The Brookings Institute’s Africa Growth Initiative recently highlighted this promising information along with the increasingly important role the tourism industry is playing in the global economy. According to the report, world tourism contributes five percent of gross domestic product, 30 percent of service exports, and 235 million jobs world-wide.

Despite conflicts, changing climate patterns, terrorism, etc., each year nearly one billion people travel internationally. The report further emphasized how globalization is leading to the increase in movement of people everywhere.

 Between 1998 to 2015, service exports such as tourism have grown about six times faster than merchandise exports in Africa. Experts believe this trend coupled with the continent’s richness in natural resources and the potential to further develop cultural heritage, is an indication of the potential for growth within the continent’s travel and tourism industry.

There are a handful of African countries like Mauritius and Seychelles for example, where the tourism sector’s share of the economy is already quite large, but for the most part, tourism in Africa is still at an early stage of development.

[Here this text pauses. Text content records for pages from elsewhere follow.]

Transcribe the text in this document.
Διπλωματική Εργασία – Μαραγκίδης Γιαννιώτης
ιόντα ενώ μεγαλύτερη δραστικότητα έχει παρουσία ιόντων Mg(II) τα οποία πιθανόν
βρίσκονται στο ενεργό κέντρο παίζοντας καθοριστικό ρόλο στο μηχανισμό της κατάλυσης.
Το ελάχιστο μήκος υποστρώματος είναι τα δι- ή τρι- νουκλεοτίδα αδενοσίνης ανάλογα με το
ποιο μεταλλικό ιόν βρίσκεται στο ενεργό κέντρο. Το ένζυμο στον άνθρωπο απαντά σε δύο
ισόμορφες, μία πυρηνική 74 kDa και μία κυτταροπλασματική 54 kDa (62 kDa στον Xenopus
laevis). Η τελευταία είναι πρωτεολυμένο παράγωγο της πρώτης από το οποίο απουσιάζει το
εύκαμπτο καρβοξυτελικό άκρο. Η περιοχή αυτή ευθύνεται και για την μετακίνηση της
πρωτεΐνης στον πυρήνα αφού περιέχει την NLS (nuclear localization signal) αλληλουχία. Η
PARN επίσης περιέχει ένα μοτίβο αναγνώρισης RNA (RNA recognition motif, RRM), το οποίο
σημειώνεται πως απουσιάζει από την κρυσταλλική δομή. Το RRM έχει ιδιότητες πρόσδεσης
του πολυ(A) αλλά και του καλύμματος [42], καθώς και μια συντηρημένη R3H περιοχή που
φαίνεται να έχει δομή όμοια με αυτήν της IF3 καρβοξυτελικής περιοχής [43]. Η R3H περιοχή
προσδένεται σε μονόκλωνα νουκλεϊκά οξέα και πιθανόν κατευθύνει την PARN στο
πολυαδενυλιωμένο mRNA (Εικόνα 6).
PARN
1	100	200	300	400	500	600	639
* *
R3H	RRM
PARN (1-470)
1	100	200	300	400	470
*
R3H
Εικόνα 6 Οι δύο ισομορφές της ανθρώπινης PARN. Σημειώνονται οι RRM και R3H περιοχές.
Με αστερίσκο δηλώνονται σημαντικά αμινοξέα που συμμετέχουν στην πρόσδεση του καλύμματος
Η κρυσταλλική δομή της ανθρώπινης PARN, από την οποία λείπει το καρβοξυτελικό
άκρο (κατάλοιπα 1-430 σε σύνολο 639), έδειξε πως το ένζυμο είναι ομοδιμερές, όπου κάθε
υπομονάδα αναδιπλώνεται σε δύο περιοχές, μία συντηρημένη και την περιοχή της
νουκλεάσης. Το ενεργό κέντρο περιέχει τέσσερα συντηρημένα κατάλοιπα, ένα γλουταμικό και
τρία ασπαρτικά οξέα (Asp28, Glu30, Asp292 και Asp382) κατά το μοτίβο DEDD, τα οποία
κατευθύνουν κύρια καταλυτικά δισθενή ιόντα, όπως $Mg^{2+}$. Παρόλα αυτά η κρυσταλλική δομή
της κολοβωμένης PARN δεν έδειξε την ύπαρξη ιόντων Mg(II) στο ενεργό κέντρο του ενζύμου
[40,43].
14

This is largely due to the longstanding development challenges made more challenging owed to the prolonged history of colonization as it existed in most African nations. In some instances, progress was further impeded by corrupt governments and/or the unforgiving weight of debt owed to the world bank.

Despite these historical restraints, leaders in several African countries recognize the potential of tourism for their economies and as a result, have already drafted or are in the process of drafting strategic plans to develop their tourism sectors. They see tourism as serving a dual purpose—first as an economic opportunity, while also benefitting the country by doubling as a development catalyst.

For example, Gambia, Kenya, South Africa, and Tanzania are working to advance travel and tourism development. While countries like Botswana, Mauritius, Rwanda, and South Africa are working to improve their business environment for tourism investment.

The countries are receiving support in their efforts from the African Union and sub-regional communities that have also put tourism at the top of their agendas.

These, however, are not the only efforts underway in support of this effort. The 15 members of the Economic Community of West African States (ECOWAS) have introduced a visa policy that enables free movement of people across their member states and offering a larger market to international travelers.

In Africa, just as in other emerging markets, developing a market for tourism requires substantial amounts of foreign direct investment to build up the required structures necessary for success such as hotels, charter services, and airline access.